Fuck yeah! Woo-hoo. One bro helping another bro out, just how the world should be. None of that impersonal faceless corporate world or the cash nexus for him.

As is the case with many independent mechanics, my business is based entirely on word of mouth. I sometimes barter services with machinists and metal fabricators. This has a very different feel than transactions with money; it situates me in a community.

That repairmen and such are undercompensated compared with bankers goes without saying, but in many respects this is because of what Crawford points out — those jobs can’t be outsourced, so they are paid in security; and those jobs are absorbing and immediately rewarding (you get to see what your work has wrought), so they are paid in satisfaction and integrity. They are motivated to work for reasons other than money, and thus by the inexorable logic of capitalism, they are underpaid.

Crawford rhapsodizes how the real men who do real work draw not on institutional information but informal networks of semi-arcane lore, sometimes resorted to brute trial and error or a mystified sort of intuition that comes from long practice.

The gap between theory and practice stretches out in front of you, and this is where it gets interesting. What you need now is the kind of judgment that arises only from experience; hunches rather than rules. For me, at least, there is more real thinking going on in the bike shop than there was in the think tank.

Yes, it is thinking, but must he call it real thinking? Real thinking takes place outside of machine shops too. But he tends to be suspicious of any job where knowledge production or dissemination is the purpose, and regards jobs that require coordination as inherently stultifying. Crawford declares, “There probably aren’t many jobs that can be reduced to rule-following and still be done well” — hoping to put a rhetorical stake in the heart of middle managers everywhere. If only everyone would stop being so insistent on the rules and started generating ad hoc procedures as they went along, then everyone would feel so much more creative and fulfilled. We all would be allowed to reinvent the wheel.

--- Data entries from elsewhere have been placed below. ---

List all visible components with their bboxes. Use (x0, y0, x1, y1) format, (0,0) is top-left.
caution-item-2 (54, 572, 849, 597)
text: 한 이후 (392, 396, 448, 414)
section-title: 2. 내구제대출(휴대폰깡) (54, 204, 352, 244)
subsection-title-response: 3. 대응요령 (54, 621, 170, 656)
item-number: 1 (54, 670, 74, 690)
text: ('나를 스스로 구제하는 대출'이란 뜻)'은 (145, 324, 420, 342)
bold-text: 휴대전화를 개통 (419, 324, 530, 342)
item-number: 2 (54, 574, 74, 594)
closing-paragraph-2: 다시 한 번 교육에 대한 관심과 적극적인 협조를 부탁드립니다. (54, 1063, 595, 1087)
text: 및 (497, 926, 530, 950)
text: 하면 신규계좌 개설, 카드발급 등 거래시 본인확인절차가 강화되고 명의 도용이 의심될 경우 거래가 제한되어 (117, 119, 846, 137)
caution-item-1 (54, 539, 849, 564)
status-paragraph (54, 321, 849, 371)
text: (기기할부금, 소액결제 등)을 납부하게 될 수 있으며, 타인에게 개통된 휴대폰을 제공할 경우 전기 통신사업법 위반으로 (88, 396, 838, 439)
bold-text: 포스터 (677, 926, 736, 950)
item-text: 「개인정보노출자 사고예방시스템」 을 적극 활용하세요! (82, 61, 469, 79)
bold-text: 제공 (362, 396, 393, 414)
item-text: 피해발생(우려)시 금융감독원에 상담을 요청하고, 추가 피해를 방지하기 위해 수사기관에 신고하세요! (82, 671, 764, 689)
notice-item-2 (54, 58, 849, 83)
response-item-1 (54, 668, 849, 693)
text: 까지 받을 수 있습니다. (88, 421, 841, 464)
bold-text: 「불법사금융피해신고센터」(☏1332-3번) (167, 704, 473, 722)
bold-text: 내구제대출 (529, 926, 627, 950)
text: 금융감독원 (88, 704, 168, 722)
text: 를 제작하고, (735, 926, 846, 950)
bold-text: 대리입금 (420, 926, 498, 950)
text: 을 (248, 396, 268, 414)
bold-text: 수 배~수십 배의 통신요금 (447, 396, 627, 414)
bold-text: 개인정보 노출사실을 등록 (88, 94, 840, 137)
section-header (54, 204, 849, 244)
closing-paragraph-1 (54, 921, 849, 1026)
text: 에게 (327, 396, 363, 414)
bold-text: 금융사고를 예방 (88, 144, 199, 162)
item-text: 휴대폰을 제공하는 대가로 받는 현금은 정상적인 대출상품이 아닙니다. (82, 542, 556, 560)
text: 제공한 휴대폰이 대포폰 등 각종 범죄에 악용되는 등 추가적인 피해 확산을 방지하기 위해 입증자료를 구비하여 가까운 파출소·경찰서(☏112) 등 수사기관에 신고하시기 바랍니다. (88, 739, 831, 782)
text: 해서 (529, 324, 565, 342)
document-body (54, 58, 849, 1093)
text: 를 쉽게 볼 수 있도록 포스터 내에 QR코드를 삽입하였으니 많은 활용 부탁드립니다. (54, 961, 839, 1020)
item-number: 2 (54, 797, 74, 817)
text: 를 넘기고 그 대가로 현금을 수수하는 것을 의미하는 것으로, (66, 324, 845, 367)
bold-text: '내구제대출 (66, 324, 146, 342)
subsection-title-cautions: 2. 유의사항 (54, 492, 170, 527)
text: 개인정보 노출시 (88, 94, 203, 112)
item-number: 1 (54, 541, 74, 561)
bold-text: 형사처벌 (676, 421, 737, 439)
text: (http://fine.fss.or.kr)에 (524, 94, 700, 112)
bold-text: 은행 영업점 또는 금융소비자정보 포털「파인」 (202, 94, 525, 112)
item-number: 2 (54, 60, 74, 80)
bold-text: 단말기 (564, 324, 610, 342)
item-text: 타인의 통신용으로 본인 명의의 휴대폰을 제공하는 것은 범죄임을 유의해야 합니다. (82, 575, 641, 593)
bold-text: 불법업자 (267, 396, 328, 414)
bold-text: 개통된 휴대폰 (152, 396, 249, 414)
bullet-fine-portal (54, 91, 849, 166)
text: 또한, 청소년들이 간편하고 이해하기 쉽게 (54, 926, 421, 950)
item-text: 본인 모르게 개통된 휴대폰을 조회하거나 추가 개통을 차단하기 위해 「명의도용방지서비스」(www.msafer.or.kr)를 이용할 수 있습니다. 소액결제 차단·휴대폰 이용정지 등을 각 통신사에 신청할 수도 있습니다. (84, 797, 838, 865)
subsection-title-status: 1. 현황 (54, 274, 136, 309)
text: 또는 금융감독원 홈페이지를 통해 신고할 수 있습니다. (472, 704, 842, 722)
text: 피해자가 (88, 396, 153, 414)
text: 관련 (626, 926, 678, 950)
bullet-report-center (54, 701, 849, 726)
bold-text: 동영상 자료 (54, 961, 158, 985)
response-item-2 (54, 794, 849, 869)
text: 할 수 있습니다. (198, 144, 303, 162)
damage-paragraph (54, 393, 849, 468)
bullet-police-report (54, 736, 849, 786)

But Crawford’s point about the middle manager’s moral maze is right on:

A manager has to make many decisions for which he is accountable. Unlike an entrepreneur with his own business, however, his decisions can be reversed at any time by someone higher up the food chain (and there is always someone higher up the food chain). It’s important for your career that these reversals not look like defeats, and more generally you have to spend a lot of time managing what others think of you. Survival depends on a crucial insight: you can’t back down from an argument that you initially made in straightforward language, with moral conviction, without seeming to lose your integrity. So managers learn the art of provisional thinking and feeling, expressed in corporate doublespeak, and cultivate a lack of commitment to their own actions. Nothing is set in concrete the way it is when you are, for example, pouring concrete.

That’s a good explanation of weasly corporate-speak, which is not the product of ignorance but instead of the need for plausible deniability. But that also means that they are thinking on their feet, albeit verbally. Crawford assumes there can be no satisfaction in this, that it is automatically born of desperation and squirming. That is the same mistake as assuming that the dirty work of mechanics is stupid.